急いで降りて来なさい。きょうは、あなたの家に泊まることにしてあるから』」
④19:9 ザアカイの家にて
「イエスは、彼に言われた。『きょう、救いがこの家に来ました。この人もアブ
ラハムの子なのですから』」
⑤22:61 イエスを否んだペテロ
「主が振り向いてペテロを見つめられた。ペテロは、『きょう、鶏が鳴くまでに、
あなたは、三度わたしを知らないと言う』と言われた主のおことばを思い出した」
⑥23:43 十字架上にて
「イエスは、彼に言われた。『まことに、あなたに告げます。あなたはきょう、
わたしとともにパラダイスにいます』」
3.イエスの3つのタイトル(11節)
「きょうダビデの町で、あなたがたのために、救い主がお生まれになりました。
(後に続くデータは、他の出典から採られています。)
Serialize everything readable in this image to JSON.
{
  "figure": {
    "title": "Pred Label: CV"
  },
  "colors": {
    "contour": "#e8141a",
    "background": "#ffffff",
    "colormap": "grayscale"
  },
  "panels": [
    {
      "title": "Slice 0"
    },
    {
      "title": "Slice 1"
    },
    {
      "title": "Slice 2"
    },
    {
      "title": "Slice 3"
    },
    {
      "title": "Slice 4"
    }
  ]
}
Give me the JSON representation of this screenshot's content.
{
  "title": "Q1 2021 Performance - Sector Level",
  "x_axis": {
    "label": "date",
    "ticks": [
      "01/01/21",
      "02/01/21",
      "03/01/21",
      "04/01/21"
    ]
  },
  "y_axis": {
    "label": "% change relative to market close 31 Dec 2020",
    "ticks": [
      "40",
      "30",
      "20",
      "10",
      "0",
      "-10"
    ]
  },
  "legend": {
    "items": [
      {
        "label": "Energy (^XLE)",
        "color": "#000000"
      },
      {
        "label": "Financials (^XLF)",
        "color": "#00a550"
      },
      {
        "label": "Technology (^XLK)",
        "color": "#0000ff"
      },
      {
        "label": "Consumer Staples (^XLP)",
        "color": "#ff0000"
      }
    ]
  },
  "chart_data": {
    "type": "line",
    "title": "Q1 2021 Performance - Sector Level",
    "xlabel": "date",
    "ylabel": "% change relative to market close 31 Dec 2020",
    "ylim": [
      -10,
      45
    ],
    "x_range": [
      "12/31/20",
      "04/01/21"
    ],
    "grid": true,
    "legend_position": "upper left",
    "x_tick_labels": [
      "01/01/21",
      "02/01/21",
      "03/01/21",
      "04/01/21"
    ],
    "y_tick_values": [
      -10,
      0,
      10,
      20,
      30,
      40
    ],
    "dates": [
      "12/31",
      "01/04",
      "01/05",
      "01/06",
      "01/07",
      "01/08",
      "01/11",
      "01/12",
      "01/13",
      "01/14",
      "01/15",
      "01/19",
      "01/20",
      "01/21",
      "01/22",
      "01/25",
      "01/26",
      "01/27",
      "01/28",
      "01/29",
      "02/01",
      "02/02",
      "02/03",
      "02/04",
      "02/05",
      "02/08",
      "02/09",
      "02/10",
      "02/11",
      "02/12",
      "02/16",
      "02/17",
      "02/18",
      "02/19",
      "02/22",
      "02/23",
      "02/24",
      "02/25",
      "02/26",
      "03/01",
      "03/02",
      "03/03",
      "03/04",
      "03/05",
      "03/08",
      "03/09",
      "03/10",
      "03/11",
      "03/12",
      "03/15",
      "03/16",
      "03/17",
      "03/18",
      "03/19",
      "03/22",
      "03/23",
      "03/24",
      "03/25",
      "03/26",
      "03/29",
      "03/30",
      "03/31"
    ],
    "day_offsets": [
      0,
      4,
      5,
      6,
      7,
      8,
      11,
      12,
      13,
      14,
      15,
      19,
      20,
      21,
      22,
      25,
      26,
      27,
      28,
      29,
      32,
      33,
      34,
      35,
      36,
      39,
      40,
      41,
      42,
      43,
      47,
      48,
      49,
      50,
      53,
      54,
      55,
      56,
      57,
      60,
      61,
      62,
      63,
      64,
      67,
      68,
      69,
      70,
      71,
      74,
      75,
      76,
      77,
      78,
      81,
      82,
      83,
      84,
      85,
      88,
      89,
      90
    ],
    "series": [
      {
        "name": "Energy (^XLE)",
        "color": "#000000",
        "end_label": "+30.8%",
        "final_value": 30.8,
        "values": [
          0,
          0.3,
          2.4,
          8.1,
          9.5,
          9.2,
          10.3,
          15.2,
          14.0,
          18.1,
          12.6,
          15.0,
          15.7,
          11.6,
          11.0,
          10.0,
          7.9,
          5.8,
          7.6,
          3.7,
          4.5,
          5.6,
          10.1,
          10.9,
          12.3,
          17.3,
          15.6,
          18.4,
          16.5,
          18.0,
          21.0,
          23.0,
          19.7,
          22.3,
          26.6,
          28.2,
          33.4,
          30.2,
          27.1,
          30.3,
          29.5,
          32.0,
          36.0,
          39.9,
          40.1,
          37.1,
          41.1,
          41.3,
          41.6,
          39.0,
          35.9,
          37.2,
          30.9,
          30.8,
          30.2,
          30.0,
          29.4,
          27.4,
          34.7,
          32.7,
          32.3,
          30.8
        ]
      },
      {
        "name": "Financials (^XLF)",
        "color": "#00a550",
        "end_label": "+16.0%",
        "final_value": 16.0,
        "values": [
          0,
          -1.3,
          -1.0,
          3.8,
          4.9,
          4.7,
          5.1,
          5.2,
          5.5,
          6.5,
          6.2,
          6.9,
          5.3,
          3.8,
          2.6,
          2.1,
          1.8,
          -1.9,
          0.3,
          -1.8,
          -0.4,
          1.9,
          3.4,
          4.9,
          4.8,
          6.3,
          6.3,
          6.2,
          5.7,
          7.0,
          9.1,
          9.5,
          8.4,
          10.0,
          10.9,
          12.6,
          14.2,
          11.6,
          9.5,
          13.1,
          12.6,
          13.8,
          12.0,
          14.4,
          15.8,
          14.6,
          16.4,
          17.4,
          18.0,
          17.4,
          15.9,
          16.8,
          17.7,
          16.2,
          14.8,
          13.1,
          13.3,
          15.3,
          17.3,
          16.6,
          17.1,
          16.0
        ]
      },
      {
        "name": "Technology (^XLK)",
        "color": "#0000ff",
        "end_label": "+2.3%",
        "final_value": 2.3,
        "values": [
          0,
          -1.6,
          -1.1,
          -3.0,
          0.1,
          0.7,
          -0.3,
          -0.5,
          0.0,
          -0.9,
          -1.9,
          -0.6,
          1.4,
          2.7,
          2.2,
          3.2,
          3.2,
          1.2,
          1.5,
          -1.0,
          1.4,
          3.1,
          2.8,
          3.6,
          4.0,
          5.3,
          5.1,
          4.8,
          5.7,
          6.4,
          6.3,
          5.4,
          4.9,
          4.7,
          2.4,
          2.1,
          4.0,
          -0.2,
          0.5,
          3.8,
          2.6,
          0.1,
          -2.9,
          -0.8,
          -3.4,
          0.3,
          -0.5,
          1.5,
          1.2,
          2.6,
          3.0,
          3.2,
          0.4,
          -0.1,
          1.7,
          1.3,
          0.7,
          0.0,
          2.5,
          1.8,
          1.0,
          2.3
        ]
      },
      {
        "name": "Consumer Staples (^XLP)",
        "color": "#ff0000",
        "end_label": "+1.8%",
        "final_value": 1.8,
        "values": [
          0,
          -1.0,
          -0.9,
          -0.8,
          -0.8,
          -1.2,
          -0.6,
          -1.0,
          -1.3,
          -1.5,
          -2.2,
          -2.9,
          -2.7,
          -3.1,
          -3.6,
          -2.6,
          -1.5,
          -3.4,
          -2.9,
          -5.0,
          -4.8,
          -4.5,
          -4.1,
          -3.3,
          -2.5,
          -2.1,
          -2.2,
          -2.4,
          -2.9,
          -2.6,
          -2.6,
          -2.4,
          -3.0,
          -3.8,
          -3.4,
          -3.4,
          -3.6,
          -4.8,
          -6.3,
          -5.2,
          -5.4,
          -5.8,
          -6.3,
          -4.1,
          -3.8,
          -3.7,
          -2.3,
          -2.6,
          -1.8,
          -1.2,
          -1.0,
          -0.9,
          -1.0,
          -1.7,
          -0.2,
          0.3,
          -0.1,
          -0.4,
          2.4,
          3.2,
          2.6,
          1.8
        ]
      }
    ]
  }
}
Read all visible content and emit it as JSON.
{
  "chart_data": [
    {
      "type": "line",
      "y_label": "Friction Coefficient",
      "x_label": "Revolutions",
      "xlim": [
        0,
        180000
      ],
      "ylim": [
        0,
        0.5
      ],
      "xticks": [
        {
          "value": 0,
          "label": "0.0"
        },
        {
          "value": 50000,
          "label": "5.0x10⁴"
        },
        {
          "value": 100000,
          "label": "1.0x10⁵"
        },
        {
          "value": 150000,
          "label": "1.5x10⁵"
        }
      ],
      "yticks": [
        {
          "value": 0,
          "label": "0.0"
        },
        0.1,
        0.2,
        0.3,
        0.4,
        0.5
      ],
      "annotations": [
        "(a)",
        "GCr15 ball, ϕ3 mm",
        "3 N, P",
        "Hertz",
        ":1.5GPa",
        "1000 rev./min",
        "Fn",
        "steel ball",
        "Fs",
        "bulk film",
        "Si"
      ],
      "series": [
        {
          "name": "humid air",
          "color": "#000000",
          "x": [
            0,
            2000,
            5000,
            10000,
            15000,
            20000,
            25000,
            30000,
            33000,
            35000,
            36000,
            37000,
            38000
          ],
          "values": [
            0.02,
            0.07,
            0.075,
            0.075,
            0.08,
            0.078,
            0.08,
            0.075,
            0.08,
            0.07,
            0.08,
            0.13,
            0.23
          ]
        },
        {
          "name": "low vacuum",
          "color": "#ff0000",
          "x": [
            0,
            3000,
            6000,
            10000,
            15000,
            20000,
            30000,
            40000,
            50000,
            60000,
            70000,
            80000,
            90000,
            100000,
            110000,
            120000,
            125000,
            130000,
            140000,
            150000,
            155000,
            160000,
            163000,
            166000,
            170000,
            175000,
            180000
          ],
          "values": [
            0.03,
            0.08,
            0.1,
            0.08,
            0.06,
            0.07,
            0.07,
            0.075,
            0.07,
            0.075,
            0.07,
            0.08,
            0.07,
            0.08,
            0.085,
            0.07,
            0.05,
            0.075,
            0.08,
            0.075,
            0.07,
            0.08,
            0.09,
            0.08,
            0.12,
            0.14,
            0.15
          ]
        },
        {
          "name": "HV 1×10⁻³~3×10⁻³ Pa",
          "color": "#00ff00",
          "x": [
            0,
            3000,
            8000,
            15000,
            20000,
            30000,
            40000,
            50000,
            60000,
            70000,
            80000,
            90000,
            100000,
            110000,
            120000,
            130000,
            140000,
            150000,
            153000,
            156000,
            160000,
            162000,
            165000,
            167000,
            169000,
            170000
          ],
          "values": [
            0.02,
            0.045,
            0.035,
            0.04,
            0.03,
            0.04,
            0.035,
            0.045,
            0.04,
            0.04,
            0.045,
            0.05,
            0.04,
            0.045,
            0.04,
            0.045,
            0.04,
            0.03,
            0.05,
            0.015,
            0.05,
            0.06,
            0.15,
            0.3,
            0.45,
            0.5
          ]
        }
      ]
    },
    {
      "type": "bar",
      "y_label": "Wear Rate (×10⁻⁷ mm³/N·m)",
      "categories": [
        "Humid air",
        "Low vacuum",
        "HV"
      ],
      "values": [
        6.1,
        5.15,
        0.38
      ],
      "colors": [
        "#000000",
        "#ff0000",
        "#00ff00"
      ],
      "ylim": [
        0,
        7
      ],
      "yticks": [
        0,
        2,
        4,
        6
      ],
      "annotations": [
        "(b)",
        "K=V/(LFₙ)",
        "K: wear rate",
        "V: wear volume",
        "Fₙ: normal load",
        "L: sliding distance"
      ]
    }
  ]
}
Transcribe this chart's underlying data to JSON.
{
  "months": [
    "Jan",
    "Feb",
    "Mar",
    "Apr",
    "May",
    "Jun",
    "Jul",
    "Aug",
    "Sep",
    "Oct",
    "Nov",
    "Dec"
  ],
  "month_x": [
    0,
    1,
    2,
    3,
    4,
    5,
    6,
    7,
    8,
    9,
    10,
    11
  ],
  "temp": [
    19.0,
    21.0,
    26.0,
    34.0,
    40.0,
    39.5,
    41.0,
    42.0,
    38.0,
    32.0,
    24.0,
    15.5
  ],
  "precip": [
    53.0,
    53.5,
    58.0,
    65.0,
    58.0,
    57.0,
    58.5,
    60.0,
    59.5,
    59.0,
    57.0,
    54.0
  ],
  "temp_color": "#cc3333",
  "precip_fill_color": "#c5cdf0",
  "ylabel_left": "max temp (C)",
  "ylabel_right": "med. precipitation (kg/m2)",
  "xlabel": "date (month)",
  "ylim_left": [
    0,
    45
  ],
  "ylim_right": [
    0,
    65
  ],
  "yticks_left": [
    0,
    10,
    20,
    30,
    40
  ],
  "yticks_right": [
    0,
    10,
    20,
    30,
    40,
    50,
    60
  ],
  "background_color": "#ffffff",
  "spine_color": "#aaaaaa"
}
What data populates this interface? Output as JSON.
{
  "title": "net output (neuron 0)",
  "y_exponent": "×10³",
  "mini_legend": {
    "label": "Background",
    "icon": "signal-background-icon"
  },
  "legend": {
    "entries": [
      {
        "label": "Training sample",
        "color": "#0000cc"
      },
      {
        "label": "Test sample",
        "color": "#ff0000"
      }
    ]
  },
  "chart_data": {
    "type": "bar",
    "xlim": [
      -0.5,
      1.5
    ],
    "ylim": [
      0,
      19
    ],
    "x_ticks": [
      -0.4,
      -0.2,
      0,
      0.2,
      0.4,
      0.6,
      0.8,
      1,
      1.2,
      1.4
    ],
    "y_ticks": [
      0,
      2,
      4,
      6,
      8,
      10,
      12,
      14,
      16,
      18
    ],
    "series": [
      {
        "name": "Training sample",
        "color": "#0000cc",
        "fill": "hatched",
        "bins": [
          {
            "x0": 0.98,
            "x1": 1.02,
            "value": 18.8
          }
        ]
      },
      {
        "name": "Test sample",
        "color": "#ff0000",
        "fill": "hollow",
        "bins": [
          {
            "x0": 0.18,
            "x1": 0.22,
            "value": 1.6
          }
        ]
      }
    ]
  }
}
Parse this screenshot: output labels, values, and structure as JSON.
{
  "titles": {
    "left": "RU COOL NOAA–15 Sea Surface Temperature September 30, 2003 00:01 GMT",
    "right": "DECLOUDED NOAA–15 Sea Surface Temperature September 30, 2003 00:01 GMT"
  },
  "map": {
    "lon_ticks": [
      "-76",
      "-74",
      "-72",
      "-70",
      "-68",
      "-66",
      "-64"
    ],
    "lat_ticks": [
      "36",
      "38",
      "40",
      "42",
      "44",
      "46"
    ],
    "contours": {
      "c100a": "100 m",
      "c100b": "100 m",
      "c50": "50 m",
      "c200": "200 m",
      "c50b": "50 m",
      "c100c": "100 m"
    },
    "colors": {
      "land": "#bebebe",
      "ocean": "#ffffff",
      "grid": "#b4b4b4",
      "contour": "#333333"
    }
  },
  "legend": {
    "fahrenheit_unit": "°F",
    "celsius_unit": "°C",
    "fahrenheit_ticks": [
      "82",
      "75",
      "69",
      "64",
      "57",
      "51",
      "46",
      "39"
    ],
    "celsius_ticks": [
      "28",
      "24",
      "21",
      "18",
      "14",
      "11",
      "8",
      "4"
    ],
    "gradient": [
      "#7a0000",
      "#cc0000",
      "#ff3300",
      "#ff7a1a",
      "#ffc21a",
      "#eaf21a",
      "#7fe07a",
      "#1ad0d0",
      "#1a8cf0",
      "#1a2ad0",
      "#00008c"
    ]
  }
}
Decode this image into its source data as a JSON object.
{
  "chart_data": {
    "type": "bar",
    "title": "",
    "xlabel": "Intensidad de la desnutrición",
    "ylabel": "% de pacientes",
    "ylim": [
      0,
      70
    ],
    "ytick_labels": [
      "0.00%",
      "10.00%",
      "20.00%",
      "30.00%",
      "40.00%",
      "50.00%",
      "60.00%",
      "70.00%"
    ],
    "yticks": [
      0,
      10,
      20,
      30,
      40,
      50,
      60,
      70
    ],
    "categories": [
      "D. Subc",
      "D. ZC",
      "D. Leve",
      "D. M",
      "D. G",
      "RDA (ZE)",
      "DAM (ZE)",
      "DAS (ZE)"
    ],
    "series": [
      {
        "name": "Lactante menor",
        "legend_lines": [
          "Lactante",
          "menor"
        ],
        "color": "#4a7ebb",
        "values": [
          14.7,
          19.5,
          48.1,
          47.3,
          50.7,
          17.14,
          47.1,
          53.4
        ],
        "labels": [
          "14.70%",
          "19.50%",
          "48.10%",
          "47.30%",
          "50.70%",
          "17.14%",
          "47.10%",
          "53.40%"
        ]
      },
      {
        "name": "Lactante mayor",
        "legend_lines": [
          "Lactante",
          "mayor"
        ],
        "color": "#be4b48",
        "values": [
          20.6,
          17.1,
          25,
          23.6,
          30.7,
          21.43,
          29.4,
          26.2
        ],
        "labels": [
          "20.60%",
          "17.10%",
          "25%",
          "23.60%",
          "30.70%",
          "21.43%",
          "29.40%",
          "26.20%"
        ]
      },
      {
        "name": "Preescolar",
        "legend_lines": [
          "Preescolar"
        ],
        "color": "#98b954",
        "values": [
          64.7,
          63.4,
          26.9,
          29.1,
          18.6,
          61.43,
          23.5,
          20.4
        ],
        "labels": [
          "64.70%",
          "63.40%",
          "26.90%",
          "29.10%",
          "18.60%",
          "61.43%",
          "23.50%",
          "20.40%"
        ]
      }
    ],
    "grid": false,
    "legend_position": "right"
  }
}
この方こ
そ主キリストです」
(1)救い主(ソテイア)
①ローマ帝国では、皇帝を「救い主」と呼ぶようになった。
②クリスチャンにとっては、それはキリストのことである。
③自分は罪人だという認識があって初めて、この方は「救い主」となる。
(2)キリスト(クリストス)
①「油注がれた者」というタイトルである。
②ヘブル語では「メシア」である。
③このタイトルは、信者にとって最も重要なものとなる。
④救い主は、イエス・キリストと呼ばれるようになる。
⑤信者は、クリスチャンと呼ばれるようになる(使11:26)。
⑥私たちは、キリストにあって救いを得ている。
(3)主(キュリオス)
①旧約聖書のヤハウェである。
(4)最初にこの啓示を受けた人たちは、その意味を十分に理解していなかった。
①羊飼いがそうである。
②マリアもまた同様である。
*時として彼女の信仰は、揺らいだ(ルカ8:19。母と兄弟たち)。
③はっきりするのは、復活後である。
「ですから、イスラエルのすべての人々は、このことをはっきりと知らなければ
なりません。すなわち、神が、今や主ともキリストともされたこのイエスを、あ
なたがたは十字架につけたのです」(使2:38)
(5)ピリ3:20
「けれども、私たちの国籍は天にあります。そこから主イエス・キリストが救い主と
しておいでになるのを、私たちは待ち望んでいます」
①「主イエス・キリスト」
②英語で、「Lord Jesus Christ」である。
③救い主であるイエスは、メシアでありヤハウェである。
④この方によって、私たちの国籍は天に登録されている。